Man’s understanding of the climate would be much farther along if that same openness existed with all scientists involved in climate research. Science realizes no true gains when one small group is permitted to claim the final and proper results and do so without openness of data, methodology, codes, etc. Essentially, some feel their work should go unchallenged and they, to a large extent, are permitted to get away with it. That is not good science and they damage science in doing so. It is a shame that they lack the integrity, ethic, and courage of those participating here in the GISS data issue.

January 15, 2009 3:55 am

Pamela Gray:

…I am more concerned about whether or not to buy the shoes with a racy strap that angles over my ankle and rides high in the back, or the mary janes that have two cute little straps that cross in front.
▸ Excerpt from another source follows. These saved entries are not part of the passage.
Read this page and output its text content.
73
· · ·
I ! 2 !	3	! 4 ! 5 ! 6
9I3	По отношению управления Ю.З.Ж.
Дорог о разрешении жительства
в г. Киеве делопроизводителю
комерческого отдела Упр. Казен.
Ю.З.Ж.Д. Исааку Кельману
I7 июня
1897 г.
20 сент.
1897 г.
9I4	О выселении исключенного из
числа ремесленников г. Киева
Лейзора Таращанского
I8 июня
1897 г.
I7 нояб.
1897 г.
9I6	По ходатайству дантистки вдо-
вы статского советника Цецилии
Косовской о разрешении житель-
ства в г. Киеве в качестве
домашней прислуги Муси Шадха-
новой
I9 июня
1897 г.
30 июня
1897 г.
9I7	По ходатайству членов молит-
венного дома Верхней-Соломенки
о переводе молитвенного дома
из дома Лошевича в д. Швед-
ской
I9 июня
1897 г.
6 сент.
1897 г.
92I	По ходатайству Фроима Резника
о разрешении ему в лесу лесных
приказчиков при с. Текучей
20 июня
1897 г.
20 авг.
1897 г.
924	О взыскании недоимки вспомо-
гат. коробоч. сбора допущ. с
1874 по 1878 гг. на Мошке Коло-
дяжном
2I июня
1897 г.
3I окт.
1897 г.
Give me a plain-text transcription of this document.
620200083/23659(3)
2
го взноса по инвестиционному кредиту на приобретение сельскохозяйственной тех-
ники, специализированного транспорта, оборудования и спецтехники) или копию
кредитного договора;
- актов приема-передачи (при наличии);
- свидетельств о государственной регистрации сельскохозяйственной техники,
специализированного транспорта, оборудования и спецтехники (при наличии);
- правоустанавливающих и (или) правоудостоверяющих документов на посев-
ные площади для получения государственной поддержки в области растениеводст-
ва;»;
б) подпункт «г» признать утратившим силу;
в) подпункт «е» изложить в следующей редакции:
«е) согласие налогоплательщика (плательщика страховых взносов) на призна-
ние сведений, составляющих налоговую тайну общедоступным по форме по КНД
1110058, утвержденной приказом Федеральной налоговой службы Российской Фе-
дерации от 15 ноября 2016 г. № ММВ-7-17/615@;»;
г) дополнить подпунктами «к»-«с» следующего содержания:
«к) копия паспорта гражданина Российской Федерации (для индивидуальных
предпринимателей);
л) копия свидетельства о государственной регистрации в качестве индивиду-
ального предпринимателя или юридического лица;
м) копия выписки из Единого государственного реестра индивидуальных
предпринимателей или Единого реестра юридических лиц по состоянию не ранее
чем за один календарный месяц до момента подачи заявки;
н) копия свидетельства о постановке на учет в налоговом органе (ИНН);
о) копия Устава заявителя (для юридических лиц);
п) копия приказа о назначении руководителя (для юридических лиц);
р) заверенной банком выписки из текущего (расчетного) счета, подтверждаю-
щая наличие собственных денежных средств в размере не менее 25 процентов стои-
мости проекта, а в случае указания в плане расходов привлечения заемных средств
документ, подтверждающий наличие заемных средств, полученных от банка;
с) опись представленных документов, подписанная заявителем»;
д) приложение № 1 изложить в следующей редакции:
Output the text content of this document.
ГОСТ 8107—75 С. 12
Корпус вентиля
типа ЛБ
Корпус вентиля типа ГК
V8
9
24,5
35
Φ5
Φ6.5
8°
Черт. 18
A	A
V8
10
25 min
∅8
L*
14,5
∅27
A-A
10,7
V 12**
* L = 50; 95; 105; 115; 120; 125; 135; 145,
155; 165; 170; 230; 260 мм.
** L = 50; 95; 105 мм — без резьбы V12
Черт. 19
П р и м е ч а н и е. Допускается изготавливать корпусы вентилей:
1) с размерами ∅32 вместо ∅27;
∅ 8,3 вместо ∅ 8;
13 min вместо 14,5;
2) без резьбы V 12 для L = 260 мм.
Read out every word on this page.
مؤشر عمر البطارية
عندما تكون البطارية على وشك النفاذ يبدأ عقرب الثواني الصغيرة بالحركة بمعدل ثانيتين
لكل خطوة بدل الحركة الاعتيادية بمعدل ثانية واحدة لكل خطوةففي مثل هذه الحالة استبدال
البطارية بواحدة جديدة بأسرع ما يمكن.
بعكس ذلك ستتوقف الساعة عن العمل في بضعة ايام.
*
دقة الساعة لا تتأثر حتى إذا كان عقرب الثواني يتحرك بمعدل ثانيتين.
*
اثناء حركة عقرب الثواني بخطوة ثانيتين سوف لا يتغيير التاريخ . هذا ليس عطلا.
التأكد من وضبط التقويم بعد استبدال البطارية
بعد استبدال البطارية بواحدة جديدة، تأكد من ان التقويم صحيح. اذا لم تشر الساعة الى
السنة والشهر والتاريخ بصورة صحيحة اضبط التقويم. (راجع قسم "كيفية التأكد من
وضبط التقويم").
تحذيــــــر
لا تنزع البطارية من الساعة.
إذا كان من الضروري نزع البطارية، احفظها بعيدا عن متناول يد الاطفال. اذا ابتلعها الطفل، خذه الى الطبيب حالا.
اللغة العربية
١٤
Solution: WWID? What Would Imelda Do? The answer is obvious. She would buy both pairs.

January 15, 2009 3:58 am

Actually there should be a slight bias to certain ending digits due to the instrumentation. Digital equipment would have a random tenth degree digit, but analog equipment typically is read to the nearest 1/4 degree.

Katherine
January 15, 2009 4:43 am

Smokey wrote:
Solution: WWID? What Would Imelda Do? The answer is obvious. She would buy both pairs.
LOL Actually, a lot of Imelda’s shoes were gifts from the manufacturers for bragging rights–free promo. Kind of like all the freebies that are given away to actors/actresses attending the Oscars?

Editor
January 15, 2009 5:40 am

John Philip (16:07:46) :

I confidently predict that this will turn out to be a non-story. As our host is a meteorologist and interested in matters climatic, and on the day that WUWT was awarded Best Science Blog, can we expect some comment on the news that the American Meteorological Society has honoured the custodian of the GISS dataset with its highest commendation, the href=”http://www.nasa.gov/centers/goddard/news/topstory/2009/hansen_ams.html”> Carl-Gustaf Rossby Research Medal.
Newsworthy, surely?

Well, I’m sure Joe D’Aleo would just point out that this is another example of the AMS board having been taken over by people better at playing politics than most meteorologists.
I didm’t record their comments at a Climate Task Force meeting (see http://wermenh.com/climate/index.html ), but Joe and Fred Ward (retired TV Met from Boston) had rather harsh words about the AMS position statement on global warming. It was passed over the objections of several board members and the rank and file membership had no say.
I commented on that earlier, see http://wattsupwiththat.com/2008/12/03/cleveland-area-tv-meteorologists-disagree-with-prevailing-attitude-about-climate-change/#comment-61147
Joe would likely call it another example of the AGW community patting each other on the back.